Each analysis factors those variables that can impact hosting capacity, such as the feeder’s construction design and operating characteristics, and the location and type of PV systems, including small and large rooftop arrays and ground-mounted power plants. “In the 35 feeders we have examined to date, there is a wide disparity in hosting capacity, ranging from less than 10 percent of peak load in some cases to more than 100 percent in others,” said Smith.
Depending on the PV-related variables, a given feeder can have a range of possible hosting capacities, with minimum and maximum values. As a result, there is no simple answer to the questions, how much distributed PV can the grid handle, and how much can individual feeders handle?
The PV variables also explain why feeders with similar characteristics may have different hosting capacities. For example, EPRI analyzed two similar feeders with minimum hosting capacities of 30% and 16% of peak load. If PV deployment on these feeders were to reach their minimum capacity thresholds, the feeders could still accommodate more PV, depending on the location, size, and configuration of the units.
For each grid impact under investigation, EPRI’s detailed feeder analysis grouped millions of possible PV deployment scenarios into three categories:
- Deployments within a minimum hosting capacity, with no adverse grid impacts expected
- Deployments requiring further study and possibly system upgrades, depending on location, size, and configuration of PV units
- Deployments beyond maximum hosting capacity, with adverse grid impacts expected
The participating utilities are using the analyses to support PV interconnection studies and distributed resource mapping and modeling.
EPRI’s analyses reveal that there is no simple rule of thumb for determining feeder hosting capacity.

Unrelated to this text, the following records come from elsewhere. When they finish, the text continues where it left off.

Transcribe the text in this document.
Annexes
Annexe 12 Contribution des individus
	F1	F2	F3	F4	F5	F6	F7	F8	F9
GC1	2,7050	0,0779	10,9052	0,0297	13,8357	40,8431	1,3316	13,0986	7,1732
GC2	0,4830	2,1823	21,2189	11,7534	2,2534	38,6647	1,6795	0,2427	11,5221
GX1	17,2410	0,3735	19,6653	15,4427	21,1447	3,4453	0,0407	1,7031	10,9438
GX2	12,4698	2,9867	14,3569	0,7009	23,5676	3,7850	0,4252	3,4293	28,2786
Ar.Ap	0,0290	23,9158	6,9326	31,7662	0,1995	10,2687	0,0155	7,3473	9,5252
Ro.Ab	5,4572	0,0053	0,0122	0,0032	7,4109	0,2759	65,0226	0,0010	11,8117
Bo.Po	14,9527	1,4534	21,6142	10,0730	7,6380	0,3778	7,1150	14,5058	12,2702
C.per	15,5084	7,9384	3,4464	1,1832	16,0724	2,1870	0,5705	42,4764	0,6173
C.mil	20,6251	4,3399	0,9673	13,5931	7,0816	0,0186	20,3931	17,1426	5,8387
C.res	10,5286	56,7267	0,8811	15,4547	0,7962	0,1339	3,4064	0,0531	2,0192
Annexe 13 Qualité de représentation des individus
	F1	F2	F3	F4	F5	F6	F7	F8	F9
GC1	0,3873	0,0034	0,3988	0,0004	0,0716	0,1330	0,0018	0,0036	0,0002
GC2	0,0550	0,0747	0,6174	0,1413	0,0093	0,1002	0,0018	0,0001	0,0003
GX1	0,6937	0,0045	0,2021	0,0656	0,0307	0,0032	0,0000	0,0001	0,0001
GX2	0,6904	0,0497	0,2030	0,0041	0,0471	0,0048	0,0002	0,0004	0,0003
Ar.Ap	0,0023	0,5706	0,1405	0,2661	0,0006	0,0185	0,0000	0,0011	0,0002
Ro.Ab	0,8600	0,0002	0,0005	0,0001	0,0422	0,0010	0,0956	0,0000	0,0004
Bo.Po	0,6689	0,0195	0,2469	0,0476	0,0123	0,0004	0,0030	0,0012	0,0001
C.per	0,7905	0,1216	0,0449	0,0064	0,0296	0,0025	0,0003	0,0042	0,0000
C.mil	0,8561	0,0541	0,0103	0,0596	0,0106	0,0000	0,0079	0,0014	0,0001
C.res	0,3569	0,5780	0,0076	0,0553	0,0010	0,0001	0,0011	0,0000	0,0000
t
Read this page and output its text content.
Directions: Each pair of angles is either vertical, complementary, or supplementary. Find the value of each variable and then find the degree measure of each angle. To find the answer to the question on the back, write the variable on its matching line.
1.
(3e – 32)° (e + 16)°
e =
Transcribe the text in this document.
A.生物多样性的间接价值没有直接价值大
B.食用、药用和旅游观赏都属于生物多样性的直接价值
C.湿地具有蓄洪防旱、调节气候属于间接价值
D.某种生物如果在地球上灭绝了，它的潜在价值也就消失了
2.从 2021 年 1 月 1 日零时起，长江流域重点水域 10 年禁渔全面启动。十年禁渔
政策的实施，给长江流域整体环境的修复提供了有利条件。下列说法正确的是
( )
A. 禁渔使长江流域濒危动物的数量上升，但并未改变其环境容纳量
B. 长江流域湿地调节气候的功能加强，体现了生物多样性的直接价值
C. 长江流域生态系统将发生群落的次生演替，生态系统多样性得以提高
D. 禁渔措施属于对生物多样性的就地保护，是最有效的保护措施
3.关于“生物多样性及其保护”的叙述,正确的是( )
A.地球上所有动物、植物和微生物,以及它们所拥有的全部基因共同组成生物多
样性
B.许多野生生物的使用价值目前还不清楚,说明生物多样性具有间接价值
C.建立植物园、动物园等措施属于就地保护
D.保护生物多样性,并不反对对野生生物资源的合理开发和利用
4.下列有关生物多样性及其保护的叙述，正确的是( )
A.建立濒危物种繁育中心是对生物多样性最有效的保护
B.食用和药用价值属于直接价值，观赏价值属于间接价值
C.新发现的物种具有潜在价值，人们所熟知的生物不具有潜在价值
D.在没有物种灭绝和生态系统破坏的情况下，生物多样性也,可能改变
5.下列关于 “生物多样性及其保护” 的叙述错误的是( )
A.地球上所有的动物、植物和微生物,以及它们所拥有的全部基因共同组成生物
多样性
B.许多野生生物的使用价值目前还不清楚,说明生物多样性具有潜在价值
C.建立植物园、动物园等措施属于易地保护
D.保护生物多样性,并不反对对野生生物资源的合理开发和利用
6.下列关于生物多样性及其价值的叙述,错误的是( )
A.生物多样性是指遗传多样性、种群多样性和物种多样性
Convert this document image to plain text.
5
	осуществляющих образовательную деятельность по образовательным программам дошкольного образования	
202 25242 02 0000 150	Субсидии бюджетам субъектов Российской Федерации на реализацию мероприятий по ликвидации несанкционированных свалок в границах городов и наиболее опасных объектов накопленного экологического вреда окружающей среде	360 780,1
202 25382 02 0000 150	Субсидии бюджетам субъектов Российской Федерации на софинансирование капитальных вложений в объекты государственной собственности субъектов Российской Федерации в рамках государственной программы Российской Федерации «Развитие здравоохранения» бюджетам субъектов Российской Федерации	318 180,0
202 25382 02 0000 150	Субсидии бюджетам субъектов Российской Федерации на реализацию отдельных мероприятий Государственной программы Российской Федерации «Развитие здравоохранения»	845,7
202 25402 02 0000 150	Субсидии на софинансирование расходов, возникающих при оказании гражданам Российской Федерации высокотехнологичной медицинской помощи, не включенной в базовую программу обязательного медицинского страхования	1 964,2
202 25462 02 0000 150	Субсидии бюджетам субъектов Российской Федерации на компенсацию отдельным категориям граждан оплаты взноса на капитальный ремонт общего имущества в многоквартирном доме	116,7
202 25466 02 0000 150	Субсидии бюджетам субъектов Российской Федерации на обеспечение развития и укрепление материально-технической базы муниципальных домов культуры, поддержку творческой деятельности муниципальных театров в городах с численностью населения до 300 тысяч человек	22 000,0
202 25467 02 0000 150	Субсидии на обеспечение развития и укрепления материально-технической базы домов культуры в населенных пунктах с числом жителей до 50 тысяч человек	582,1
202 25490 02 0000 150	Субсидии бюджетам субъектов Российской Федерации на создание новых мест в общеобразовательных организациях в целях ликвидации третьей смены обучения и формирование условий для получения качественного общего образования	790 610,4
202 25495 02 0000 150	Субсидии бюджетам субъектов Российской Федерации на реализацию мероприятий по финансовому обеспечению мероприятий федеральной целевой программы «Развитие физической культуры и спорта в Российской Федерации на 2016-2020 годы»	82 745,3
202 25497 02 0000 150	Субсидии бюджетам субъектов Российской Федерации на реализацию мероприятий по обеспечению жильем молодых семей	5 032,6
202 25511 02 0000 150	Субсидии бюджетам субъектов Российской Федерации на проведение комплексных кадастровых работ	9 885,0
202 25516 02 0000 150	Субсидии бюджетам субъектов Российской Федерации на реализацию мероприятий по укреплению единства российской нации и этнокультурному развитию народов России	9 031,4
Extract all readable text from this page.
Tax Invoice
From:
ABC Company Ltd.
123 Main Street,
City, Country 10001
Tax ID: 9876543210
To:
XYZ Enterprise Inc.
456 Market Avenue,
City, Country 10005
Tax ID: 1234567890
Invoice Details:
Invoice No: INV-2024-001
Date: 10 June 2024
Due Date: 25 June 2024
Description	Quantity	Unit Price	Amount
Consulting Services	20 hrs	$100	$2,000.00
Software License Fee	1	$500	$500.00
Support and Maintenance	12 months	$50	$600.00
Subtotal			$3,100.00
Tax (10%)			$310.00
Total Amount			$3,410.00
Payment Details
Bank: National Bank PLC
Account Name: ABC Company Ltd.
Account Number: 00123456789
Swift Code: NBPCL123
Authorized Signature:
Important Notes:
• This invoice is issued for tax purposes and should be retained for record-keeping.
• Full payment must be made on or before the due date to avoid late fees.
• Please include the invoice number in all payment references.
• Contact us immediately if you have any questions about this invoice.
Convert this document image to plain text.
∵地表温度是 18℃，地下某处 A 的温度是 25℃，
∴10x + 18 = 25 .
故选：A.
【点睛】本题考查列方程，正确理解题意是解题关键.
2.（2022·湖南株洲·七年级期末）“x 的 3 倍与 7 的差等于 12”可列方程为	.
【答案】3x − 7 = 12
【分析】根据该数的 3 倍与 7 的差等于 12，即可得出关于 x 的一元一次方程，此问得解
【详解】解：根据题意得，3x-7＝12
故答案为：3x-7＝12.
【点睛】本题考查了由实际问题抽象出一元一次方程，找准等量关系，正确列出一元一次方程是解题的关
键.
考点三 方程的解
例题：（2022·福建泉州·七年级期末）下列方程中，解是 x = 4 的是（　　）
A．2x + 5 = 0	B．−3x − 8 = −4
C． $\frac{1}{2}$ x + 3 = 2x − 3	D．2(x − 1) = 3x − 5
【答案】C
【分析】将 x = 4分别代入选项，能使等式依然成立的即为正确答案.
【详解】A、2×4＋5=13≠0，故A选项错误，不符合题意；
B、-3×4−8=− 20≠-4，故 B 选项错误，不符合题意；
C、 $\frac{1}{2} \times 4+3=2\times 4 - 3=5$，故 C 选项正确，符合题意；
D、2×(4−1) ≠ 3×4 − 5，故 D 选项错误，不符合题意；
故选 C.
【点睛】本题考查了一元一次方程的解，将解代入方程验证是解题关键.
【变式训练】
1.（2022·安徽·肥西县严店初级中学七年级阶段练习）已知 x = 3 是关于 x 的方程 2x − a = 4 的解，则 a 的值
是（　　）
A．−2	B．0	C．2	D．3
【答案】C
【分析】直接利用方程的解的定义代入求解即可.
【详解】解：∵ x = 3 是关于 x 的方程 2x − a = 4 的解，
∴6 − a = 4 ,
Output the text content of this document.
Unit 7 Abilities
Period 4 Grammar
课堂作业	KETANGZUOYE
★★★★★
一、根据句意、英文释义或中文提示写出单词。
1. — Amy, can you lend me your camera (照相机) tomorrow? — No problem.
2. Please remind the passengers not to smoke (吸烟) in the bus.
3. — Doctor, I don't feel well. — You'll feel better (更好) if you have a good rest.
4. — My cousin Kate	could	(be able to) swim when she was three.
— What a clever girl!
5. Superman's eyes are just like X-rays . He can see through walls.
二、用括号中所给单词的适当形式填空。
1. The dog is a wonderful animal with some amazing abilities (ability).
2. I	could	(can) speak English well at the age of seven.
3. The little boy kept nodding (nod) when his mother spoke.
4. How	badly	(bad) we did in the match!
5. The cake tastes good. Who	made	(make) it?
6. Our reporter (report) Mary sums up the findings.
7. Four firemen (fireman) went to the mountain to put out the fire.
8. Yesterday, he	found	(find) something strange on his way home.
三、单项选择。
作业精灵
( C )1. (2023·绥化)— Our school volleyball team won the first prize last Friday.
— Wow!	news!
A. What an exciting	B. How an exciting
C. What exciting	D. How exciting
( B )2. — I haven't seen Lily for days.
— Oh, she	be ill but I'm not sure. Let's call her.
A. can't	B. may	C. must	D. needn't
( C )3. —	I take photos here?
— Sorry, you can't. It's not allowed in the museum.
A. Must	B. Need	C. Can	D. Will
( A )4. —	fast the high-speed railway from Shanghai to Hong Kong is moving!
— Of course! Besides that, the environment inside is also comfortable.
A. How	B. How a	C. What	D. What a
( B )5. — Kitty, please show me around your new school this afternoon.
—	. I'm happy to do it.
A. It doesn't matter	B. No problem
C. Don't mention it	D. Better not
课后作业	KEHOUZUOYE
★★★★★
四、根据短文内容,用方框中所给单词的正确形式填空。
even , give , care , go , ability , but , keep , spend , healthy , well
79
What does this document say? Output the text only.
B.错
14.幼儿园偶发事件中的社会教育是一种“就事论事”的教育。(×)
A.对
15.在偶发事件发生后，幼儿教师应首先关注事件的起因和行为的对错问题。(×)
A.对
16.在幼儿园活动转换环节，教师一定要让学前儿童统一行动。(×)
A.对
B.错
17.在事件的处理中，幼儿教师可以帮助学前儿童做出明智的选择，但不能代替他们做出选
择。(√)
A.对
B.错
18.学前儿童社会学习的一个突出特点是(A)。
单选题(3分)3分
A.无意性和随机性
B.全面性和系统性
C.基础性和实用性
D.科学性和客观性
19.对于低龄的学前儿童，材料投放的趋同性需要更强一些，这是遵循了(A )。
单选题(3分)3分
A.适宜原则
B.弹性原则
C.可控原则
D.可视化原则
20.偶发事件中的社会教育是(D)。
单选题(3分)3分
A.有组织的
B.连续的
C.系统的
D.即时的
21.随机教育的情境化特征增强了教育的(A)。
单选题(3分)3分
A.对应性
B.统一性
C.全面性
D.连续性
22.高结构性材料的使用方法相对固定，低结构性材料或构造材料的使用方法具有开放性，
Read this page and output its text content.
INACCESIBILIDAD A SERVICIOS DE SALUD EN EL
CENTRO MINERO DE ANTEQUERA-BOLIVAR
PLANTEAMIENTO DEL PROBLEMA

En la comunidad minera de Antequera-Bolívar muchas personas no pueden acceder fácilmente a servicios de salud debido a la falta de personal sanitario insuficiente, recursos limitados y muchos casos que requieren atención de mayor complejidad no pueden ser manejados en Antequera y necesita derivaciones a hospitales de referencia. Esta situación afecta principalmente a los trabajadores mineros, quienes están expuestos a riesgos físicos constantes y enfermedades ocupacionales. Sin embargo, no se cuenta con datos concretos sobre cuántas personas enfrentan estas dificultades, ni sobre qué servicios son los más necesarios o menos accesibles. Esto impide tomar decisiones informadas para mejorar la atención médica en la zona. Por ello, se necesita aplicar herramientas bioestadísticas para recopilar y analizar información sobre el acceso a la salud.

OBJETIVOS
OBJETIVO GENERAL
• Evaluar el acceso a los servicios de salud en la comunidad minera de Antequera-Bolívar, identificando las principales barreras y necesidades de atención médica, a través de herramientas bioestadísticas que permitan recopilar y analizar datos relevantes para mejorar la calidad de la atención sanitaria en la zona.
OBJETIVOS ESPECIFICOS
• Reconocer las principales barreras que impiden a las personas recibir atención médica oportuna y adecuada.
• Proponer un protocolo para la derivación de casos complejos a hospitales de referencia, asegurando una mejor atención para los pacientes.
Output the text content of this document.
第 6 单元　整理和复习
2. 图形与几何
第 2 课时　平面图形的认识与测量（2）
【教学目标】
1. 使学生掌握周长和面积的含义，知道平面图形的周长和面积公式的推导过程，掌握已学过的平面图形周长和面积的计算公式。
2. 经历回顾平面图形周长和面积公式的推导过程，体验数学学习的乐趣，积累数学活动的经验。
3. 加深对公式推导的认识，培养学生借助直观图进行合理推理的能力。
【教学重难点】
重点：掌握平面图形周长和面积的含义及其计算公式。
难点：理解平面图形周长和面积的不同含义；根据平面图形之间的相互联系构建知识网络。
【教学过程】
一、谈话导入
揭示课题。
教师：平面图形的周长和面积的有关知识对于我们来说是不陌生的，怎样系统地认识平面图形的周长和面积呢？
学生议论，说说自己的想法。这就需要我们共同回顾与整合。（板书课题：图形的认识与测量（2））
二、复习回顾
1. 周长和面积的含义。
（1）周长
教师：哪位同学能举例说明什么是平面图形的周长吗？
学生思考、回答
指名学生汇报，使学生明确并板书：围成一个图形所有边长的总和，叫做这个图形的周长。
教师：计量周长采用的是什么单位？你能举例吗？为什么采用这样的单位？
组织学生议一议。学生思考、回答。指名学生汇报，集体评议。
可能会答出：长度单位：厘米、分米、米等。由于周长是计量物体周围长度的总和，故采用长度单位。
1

This conclusion calls into question the Federal Energy Regulatory Commission’s so-called 15 percent rule, which says that PV systems can connect to the grid without interconnection studies as long as aggregrate distributed generation on a feeder does not exceed 15% of its annual peak demand. In 2014, this rule was updated to allow for projects sized 2 megawatts or smaller to connect to circuits without studies if aggregate distributed generation does not exceed 100% of peak demand. Such one-size-fits-all thresholds may not align with actual hosting capacities for specific feeders.
Streamlined Distribution System Analysis
Last year, EPRI developed a streamlined methodology to quickly analyze hosting capacity for an entire distribution system. By extrapolating key findings from detailed feeder analyses, such as optimal locations for PV, the streamlined method equips utilities to estimate hosting capacity for thousands of feeders in a distribution system. When incorporated into utility planning software, it can analyze a feeder’s hosting capacity in just minutes, compared with weeks required for the detailed approach. It is meant to complement, rather than replace, detailed analysis, helping to identify when the latter is needed.
Several utilities are using the streamlined method. For example, EPRI is customizing a streamlined approach for planning engineers at Salt River Project to evaluate all of the Arizona utility’s feeders.
Given the growth of distributed solar, such plans may become the state-of-the-art in other states as these hosting capacity tools are used more widely. EPRI has launched a new initiative to help utilities apply the tools for system-wide analysis and incorporate them into their planning software.